An international team of researchers has expanded our understanding of genetic variations associated with human diseases by leveraging a novel AI algorithm that analyzes primate DNA data.
To begin, the scientists extensively sequenced over 800 individual samples obtained from 233 non-human primate species, encompassing all 16 families ranging from lemurs to gorillas. In order to interpret the collected data, they devised an innovative algorithm called PrimateAI-3D.
PrimateAI-3D is constructed upon deep-learning language architectures similar to those employed in ChatGPT but specifically tailored to model genomic sequences instead of linguistic ones. By subjecting the algorithm to mutations that are known to be benign in our primate counterparts through the process of natural selection, the researchers trained its parameters. This approach enabled the algorithm to identify non-threatening genetic variants and, through a process of elimination, mutations that are likely to contribute to disease.
The next step involved applying PrimateAI-3D to detect potentially harmful mutations within the human population. This was accomplished by utilizing health records and gene variant data from over 400 individuals who had generously donated samples to the UK Biobank project. Notably, the researchers discovered that the algorithm exhibited “remarkable advancements” in accurately predicting humans’ increased genetic risk for common diseases.
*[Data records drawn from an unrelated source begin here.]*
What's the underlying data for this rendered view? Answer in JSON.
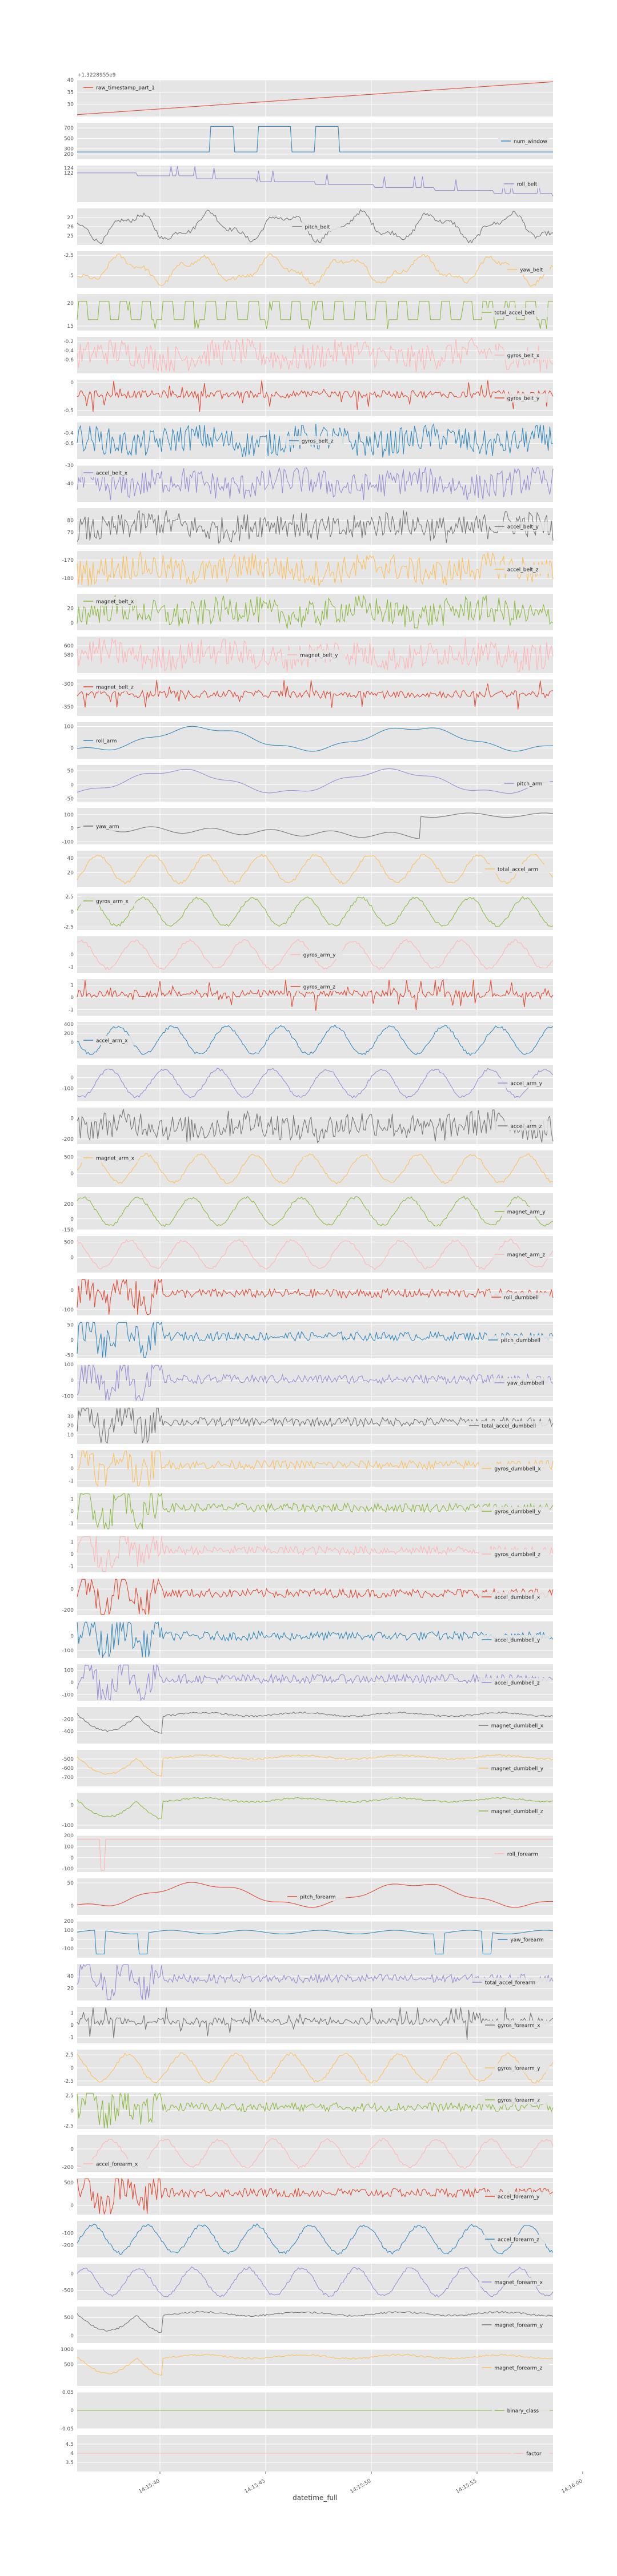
{
  "chart_data": {
    "type": "line",
    "layout": "stacked-subplots",
    "xlabel": "datetime_full",
    "x_ticks": [
      "14:15:40",
      "14:15:45",
      "14:15:50",
      "14:15:55",
      "14:16:00"
    ],
    "x_offset_label": "+1.3228955e9",
    "grid": true,
    "legend_placement": "auto",
    "colors": [
      "#E24A33",
      "#348ABD",
      "#988ED5",
      "#777777",
      "#FBC15E",
      "#8EBA42",
      "#FFB5B8"
    ],
    "series": [
      {
        "name": "raw_timestamp_part_1",
        "pattern": "ramp",
        "min": 25,
        "max": 40,
        "yticks": [
          40,
          35,
          30
        ],
        "legend": "tl"
      },
      {
        "name": "num_window",
        "pattern": "steps",
        "min": 100,
        "max": 800,
        "yticks": [
          700,
          500,
          300,
          200
        ],
        "legend": "r"
      },
      {
        "name": "roll_belt",
        "pattern": "stepsdown",
        "min": 110,
        "max": 125,
        "yticks": [
          124,
          122
        ],
        "legend": "r"
      },
      {
        "name": "pitch_belt",
        "pattern": "wave",
        "min": 24,
        "max": 28,
        "yticks": [
          25,
          26,
          27
        ],
        "legend": "c"
      },
      {
        "name": "yaw_belt",
        "pattern": "wave",
        "min": -6.5,
        "max": -2,
        "yticks": [
          -2.5,
          -5.0
        ],
        "legend": "r"
      },
      {
        "name": "total_accel_belt",
        "pattern": "square",
        "min": 14,
        "max": 22,
        "yticks": [
          20,
          15
        ],
        "legend": "r"
      },
      {
        "name": "gyros_belt_x",
        "pattern": "noise",
        "min": -0.9,
        "max": -0.1,
        "yticks": [
          -0.2,
          -0.4,
          -0.6
        ],
        "legend": "r"
      },
      {
        "name": "gyros_belt_y",
        "pattern": "spiky",
        "min": -0.6,
        "max": 0.05,
        "yticks": [
          0.0,
          -0.5
        ],
        "legend": "r"
      },
      {
        "name": "gyros_belt_z",
        "pattern": "noise",
        "min": -0.9,
        "max": -0.2,
        "yticks": [
          -0.4,
          -0.6
        ],
        "legend": "c"
      },
      {
        "name": "accel_belt_x",
        "pattern": "noise",
        "min": -50,
        "max": -30,
        "yticks": [
          -30,
          -40
        ],
        "legend": "tl"
      },
      {
        "name": "accel_belt_y",
        "pattern": "noise",
        "min": 60,
        "max": 90,
        "yticks": [
          70,
          80
        ],
        "legend": "r"
      },
      {
        "name": "accel_belt_z",
        "pattern": "noise",
        "min": -185,
        "max": -165,
        "yticks": [
          -170,
          -180
        ],
        "legend": "r"
      },
      {
        "name": "magnet_belt_x",
        "pattern": "noise",
        "min": -10,
        "max": 40,
        "yticks": [
          20,
          0
        ],
        "legend": "tl"
      },
      {
        "name": "magnet_belt_y",
        "pattern": "noise",
        "min": 540,
        "max": 620,
        "yticks": [
          600,
          580
        ],
        "legend": "c"
      },
      {
        "name": "magnet_belt_z",
        "pattern": "spiky",
        "min": -370,
        "max": -290,
        "yticks": [
          -300,
          -350
        ],
        "legend": "tl"
      },
      {
        "name": "roll_arm",
        "pattern": "smooth",
        "min": -50,
        "max": 120,
        "yticks": [
          100,
          0
        ],
        "legend": "l"
      },
      {
        "name": "pitch_arm",
        "pattern": "smooth",
        "min": -60,
        "max": 70,
        "yticks": [
          50,
          0,
          -50
        ],
        "legend": "r"
      },
      {
        "name": "yaw_arm",
        "pattern": "jump",
        "min": -120,
        "max": 150,
        "yticks": [
          100,
          0,
          -100
        ],
        "legend": "l"
      },
      {
        "name": "total_accel_arm",
        "pattern": "periodic",
        "min": 0,
        "max": 50,
        "yticks": [
          40,
          20
        ],
        "legend": "r"
      },
      {
        "name": "gyros_arm_x",
        "pattern": "periodic",
        "min": -3,
        "max": 3,
        "yticks": [
          2.5,
          0.0,
          -2.5
        ],
        "legend": "tl"
      },
      {
        "name": "gyros_arm_y",
        "pattern": "periodic",
        "min": -1.5,
        "max": 1.5,
        "yticks": [
          0,
          -1
        ],
        "legend": "c"
      },
      {
        "name": "gyros_arm_z",
        "pattern": "spiky",
        "min": -1.5,
        "max": 1.5,
        "yticks": [
          1,
          0,
          -1
        ],
        "legend": "tc"
      },
      {
        "name": "accel_arm_x",
        "pattern": "periodic",
        "min": -350,
        "max": 450,
        "yticks": [
          400,
          200,
          0
        ],
        "legend": "l"
      },
      {
        "name": "accel_arm_y",
        "pattern": "periodic",
        "min": -220,
        "max": 120,
        "yticks": [
          0,
          -100
        ],
        "legend": "r"
      },
      {
        "name": "accel_arm_z",
        "pattern": "noise",
        "min": -250,
        "max": 100,
        "yticks": [
          0,
          -200
        ],
        "legend": "r"
      },
      {
        "name": "magnet_arm_x",
        "pattern": "periodic",
        "min": -400,
        "max": 700,
        "yticks": [
          500,
          0
        ],
        "legend": "tl"
      },
      {
        "name": "magnet_arm_y",
        "pattern": "periodic",
        "min": -150,
        "max": 350,
        "yticks": [
          200,
          0,
          -150
        ],
        "legend": "r"
      },
      {
        "name": "magnet_arm_z",
        "pattern": "periodic",
        "min": -500,
        "max": 700,
        "yticks": [
          500,
          0
        ],
        "legend": "r"
      },
      {
        "name": "roll_dumbbell",
        "pattern": "decay",
        "min": -130,
        "max": 60,
        "yticks": [
          0,
          -100
        ],
        "legend": "r"
      },
      {
        "name": "pitch_dumbbell",
        "pattern": "decay",
        "min": -60,
        "max": 60,
        "yticks": [
          50,
          0,
          -50
        ],
        "legend": "r"
      },
      {
        "name": "yaw_dumbbell",
        "pattern": "decay",
        "min": -130,
        "max": 100,
        "yticks": [
          100,
          0,
          -100
        ],
        "legend": "r"
      },
      {
        "name": "total_accel_dumbbell",
        "pattern": "decay",
        "min": 0,
        "max": 40,
        "yticks": [
          30,
          20,
          10
        ],
        "legend": "r"
      },
      {
        "name": "gyros_dumbbell_x",
        "pattern": "decay",
        "min": -1.5,
        "max": 1.5,
        "yticks": [
          1,
          0,
          -1
        ],
        "legend": "r"
      },
      {
        "name": "gyros_dumbbell_y",
        "pattern": "decay",
        "min": -1.5,
        "max": 1.5,
        "yticks": [
          1,
          0,
          -1
        ],
        "legend": "r"
      },
      {
        "name": "gyros_dumbbell_z",
        "pattern": "decay",
        "min": -1.5,
        "max": 1.5,
        "yticks": [
          1,
          0,
          -1
        ],
        "legend": "r"
      },
      {
        "name": "accel_dumbbell_x",
        "pattern": "decay",
        "min": -250,
        "max": 100,
        "yticks": [
          0,
          -200
        ],
        "legend": "r"
      },
      {
        "name": "accel_dumbbell_y",
        "pattern": "decay",
        "min": -150,
        "max": 100,
        "yticks": [
          0,
          -100
        ],
        "legend": "r"
      },
      {
        "name": "accel_dumbbell_z",
        "pattern": "decay",
        "min": -150,
        "max": 150,
        "yticks": [
          100,
          0,
          -100
        ],
        "legend": "r"
      },
      {
        "name": "magnet_dumbbell_x",
        "pattern": "dip",
        "min": -600,
        "max": 0,
        "yticks": [
          -200,
          -400
        ],
        "legend": "r"
      },
      {
        "name": "magnet_dumbbell_y",
        "pattern": "dip",
        "min": -800,
        "max": -400,
        "yticks": [
          -500,
          -600,
          -700
        ],
        "legend": "r"
      },
      {
        "name": "magnet_dumbbell_z",
        "pattern": "dip",
        "min": -120,
        "max": 60,
        "yticks": [
          0,
          -100
        ],
        "legend": "r"
      },
      {
        "name": "roll_forearm",
        "pattern": "flatspike",
        "min": -130,
        "max": 200,
        "yticks": [
          200,
          100,
          0,
          -100
        ],
        "legend": "r"
      },
      {
        "name": "pitch_forearm",
        "pattern": "smooth",
        "min": -20,
        "max": 60,
        "yticks": [
          50,
          0
        ],
        "legend": "c"
      },
      {
        "name": "yaw_forearm",
        "pattern": "flatspike2",
        "min": -200,
        "max": 200,
        "yticks": [
          200,
          100,
          0,
          -100
        ],
        "legend": "r"
      },
      {
        "name": "total_accel_forearm",
        "pattern": "decay",
        "min": 0,
        "max": 60,
        "yticks": [
          40,
          20
        ],
        "legend": "r"
      },
      {
        "name": "gyros_forearm_x",
        "pattern": "spiky",
        "min": -1.5,
        "max": 1.5,
        "yticks": [
          1,
          0,
          -1
        ],
        "legend": "r"
      },
      {
        "name": "gyros_forearm_y",
        "pattern": "periodic",
        "min": -3.5,
        "max": 3.5,
        "yticks": [
          2.5,
          0.0,
          -2.5
        ],
        "legend": "r"
      },
      {
        "name": "gyros_forearm_z",
        "pattern": "decay",
        "min": -3,
        "max": 3,
        "yticks": [
          2.5,
          0.0,
          -2.5
        ],
        "legend": "tr"
      },
      {
        "name": "accel_forearm_x",
        "pattern": "periodic",
        "min": -250,
        "max": 150,
        "yticks": [
          0,
          -200
        ],
        "legend": "bl"
      },
      {
        "name": "accel_forearm_y",
        "pattern": "decay",
        "min": -200,
        "max": 600,
        "yticks": [
          500,
          0
        ],
        "legend": "r"
      },
      {
        "name": "accel_forearm_z",
        "pattern": "periodic",
        "min": -300,
        "max": 0,
        "yticks": [
          -100,
          -200
        ],
        "legend": "r"
      },
      {
        "name": "magnet_forearm_x",
        "pattern": "periodic",
        "min": -800,
        "max": 300,
        "yticks": [
          0,
          -500
        ],
        "legend": "r"
      },
      {
        "name": "magnet_forearm_y",
        "pattern": "dip",
        "min": -200,
        "max": 800,
        "yticks": [
          500,
          0
        ],
        "legend": "r"
      },
      {
        "name": "magnet_forearm_z",
        "pattern": "dip",
        "min": -200,
        "max": 1000,
        "yticks": [
          1000,
          500
        ],
        "legend": "r"
      },
      {
        "name": "binary_class",
        "pattern": "flat",
        "value": 0,
        "min": -0.05,
        "max": 0.05,
        "yticks": [
          0.05,
          0.0,
          -0.05
        ],
        "legend": "r"
      },
      {
        "name": "factor",
        "pattern": "flat",
        "value": 4,
        "min": 3,
        "max": 5,
        "yticks": [
          4.5,
          4.0,
          3.5
        ],
        "legend": "r"
      }
    ]
  }
}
Furthermore, the method’s ability to surpass genetic bias associated with individuals of white European ancestry is a significant advantage, as it enables the algorithm to identify pathogenic mutations with greater precision than existing techniques.
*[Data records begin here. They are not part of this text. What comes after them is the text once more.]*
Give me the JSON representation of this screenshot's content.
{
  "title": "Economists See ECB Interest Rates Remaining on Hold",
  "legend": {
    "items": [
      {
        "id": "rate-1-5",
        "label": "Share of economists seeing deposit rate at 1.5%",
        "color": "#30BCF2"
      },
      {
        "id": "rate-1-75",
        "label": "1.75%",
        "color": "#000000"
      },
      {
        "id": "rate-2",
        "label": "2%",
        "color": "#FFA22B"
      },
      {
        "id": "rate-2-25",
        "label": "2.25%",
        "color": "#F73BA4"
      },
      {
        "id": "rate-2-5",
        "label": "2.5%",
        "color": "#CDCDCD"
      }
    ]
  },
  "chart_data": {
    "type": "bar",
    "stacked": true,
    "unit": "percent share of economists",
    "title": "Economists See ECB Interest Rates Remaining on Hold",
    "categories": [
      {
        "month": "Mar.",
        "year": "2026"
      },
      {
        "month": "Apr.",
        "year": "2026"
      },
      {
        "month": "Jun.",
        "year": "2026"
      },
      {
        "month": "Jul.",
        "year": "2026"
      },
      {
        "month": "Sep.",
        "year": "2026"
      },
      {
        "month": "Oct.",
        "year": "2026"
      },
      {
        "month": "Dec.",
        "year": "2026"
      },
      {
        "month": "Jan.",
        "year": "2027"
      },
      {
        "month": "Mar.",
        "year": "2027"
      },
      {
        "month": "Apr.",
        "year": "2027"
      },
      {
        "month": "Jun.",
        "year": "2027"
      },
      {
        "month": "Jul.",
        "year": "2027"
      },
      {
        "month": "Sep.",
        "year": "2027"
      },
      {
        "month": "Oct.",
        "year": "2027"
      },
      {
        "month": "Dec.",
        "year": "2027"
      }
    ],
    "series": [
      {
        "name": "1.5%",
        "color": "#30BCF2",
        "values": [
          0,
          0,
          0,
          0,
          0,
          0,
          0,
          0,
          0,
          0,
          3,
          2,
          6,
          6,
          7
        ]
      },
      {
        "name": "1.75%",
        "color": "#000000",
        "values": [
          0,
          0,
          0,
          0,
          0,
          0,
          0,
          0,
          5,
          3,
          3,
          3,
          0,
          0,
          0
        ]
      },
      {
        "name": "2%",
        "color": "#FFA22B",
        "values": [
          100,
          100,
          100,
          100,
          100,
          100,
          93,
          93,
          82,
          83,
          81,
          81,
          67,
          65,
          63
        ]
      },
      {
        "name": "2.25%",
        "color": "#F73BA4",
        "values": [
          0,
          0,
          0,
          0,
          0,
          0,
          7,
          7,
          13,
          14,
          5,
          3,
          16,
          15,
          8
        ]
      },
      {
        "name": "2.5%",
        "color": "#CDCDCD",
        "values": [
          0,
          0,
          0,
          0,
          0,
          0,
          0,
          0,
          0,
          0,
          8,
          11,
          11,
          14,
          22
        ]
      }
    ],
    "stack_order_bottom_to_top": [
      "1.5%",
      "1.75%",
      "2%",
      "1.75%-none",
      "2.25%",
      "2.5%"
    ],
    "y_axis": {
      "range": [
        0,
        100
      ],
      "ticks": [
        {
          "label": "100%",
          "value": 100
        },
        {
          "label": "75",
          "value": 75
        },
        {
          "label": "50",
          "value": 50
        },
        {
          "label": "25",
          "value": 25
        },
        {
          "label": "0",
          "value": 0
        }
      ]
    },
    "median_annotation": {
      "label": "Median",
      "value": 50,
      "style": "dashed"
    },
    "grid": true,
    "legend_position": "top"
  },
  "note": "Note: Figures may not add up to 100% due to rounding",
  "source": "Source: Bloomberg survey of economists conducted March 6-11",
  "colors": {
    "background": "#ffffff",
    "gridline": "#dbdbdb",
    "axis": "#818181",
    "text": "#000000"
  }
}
According to Kyle Farh, the VP of Artificial Intelligence at Illumina, despite the world’s population reaching 8 billion, our genetic diversity remains reminiscent of the original people of approximately 10,000 common ancestors from whom we all descend. This realization has led scientists to recognize that relying solely on human genome sequencing data is insufficient for a comprehensive understanding of the human genome.
To overcome this limitation, researchers have turned to a combination of human and non-human primate data. Given that living primates share over 90% of their DNA with humans, integrating this data is crucial. Illumina’s research has revealed that if a genetic variant is tolerated by natural selection in another primate, the likelihood of it causing disease in humans is a mere 1%.
The study’s findings have significant implications for health research. They can assist scientists in prioritizing genetic variants that pose the greatest risk to humans. Furthermore, the research can contribute to the conservation efforts aimed at protecting other primate populations.
Kyle Farh believes we are merely scratching the surface of what can be learned in this field. The idea that insights into our own species can be gleaned from studying other species is both captivating and profound.
The complete study has been published in the journal Science.